INDIANA FAZ GREVE DE FOME HÁ 11 ANOS EM PROTESTO CONTRA VIOLÊNCIA MILITAR

Jejum de ativista Anna Hazare chama atenção para luta de mulher presa, internada em hospital e alimentada à força


Ela chegou em uma ambulância, magra e pálida como um fantasma, com um tubo de respiração colocado em seu nariz. Cercada por policiais, foi conduzida à sala do juiz em Imphal, na Índia, para um ritual quinzenal que já repetiu centenas de vezes. E veio a pergunta: Ela estava pronta para acabar com seu jejum?
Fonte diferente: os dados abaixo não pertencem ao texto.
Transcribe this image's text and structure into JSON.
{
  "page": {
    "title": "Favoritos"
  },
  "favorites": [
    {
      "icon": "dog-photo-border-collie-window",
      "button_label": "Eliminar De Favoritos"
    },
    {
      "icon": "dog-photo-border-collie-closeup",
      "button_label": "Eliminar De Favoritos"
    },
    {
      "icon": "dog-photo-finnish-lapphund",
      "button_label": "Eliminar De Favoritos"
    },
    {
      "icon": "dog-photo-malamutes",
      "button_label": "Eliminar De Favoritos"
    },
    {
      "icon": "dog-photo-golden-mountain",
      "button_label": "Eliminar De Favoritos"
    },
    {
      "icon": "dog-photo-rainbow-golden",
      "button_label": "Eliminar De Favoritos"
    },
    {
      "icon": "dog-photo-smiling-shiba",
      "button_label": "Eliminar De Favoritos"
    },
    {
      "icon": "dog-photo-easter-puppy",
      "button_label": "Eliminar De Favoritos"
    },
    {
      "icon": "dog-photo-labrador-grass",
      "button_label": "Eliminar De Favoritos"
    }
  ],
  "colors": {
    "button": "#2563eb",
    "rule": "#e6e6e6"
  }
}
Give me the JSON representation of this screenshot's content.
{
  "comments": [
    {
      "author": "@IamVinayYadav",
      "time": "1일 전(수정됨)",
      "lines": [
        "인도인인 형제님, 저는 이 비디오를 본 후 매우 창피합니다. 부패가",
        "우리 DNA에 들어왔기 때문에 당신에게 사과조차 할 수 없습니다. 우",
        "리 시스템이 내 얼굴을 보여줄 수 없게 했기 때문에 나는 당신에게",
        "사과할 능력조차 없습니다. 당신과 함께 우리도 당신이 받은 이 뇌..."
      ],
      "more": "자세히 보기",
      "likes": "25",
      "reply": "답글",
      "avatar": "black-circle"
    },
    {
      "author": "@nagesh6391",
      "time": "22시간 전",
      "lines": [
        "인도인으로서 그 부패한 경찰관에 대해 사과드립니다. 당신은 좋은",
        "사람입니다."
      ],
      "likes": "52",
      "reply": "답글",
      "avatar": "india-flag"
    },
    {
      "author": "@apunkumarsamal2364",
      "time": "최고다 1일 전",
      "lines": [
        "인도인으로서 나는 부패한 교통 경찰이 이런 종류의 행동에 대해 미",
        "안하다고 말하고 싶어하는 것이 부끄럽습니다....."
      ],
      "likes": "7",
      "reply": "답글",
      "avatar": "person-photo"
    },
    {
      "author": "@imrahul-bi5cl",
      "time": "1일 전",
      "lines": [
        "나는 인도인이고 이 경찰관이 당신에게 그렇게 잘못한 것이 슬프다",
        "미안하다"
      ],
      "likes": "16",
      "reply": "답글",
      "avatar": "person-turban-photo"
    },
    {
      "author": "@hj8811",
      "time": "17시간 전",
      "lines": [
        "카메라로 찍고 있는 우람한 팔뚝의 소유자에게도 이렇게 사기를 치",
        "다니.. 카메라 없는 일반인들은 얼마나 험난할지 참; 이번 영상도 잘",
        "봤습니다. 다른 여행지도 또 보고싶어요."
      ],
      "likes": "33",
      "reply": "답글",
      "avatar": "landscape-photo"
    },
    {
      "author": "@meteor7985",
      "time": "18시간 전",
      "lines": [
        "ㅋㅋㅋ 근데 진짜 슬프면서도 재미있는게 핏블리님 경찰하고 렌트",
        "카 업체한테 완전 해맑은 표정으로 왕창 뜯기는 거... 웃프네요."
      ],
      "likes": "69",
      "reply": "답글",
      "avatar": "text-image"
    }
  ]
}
Irom Chanu Sharmila, uma poetisa e ativista de 39 anos, deu a resposta de costume: não. E assim, foi levada de volta para o seu quarto de hospital onde passa os dias isolada, sendo alimentada à força com uma mistura de nutrientes pelo tubo colocado em seu nariz. Esta tem sido sua rotina há 11 anos.
Recentemente, uma greve de fome de 12 dias do ativista social Anna Hazare paralisou o sistema político da Índia, chamou a atenção da imprensa local e inspirou centenas de milhares de pessoas em todo o país a participar de sua jornada contra a corrupção.

Mas na Índia, onde a greve de fome serve como uma ferramenta comum de protesto - desempenhando um papel de destaque até mesmo na criação de um Estado moderno -, nem todos os protestos chamam a atenção do público da mesma maneira. Ao longo do tempo, a luta solitária de Sharmila caiu no esquecimento. Sua causa: eliminar as leis que protegem as forças de segurança de repressão neste remoto canto do nordeste da Índia.

Ela passa o dia isolada de seus partidários, de sua família e da mídia. As autoridades controlam com rigor o acesso a ela. Ainda assim, sua determinação é inabalável. "Sou forte", garantiu Sharmila, com olhos fundos, em uma breve entrevista na sala do juiz. "Estou apenas à espera de Deus e de seu julgamento infalível."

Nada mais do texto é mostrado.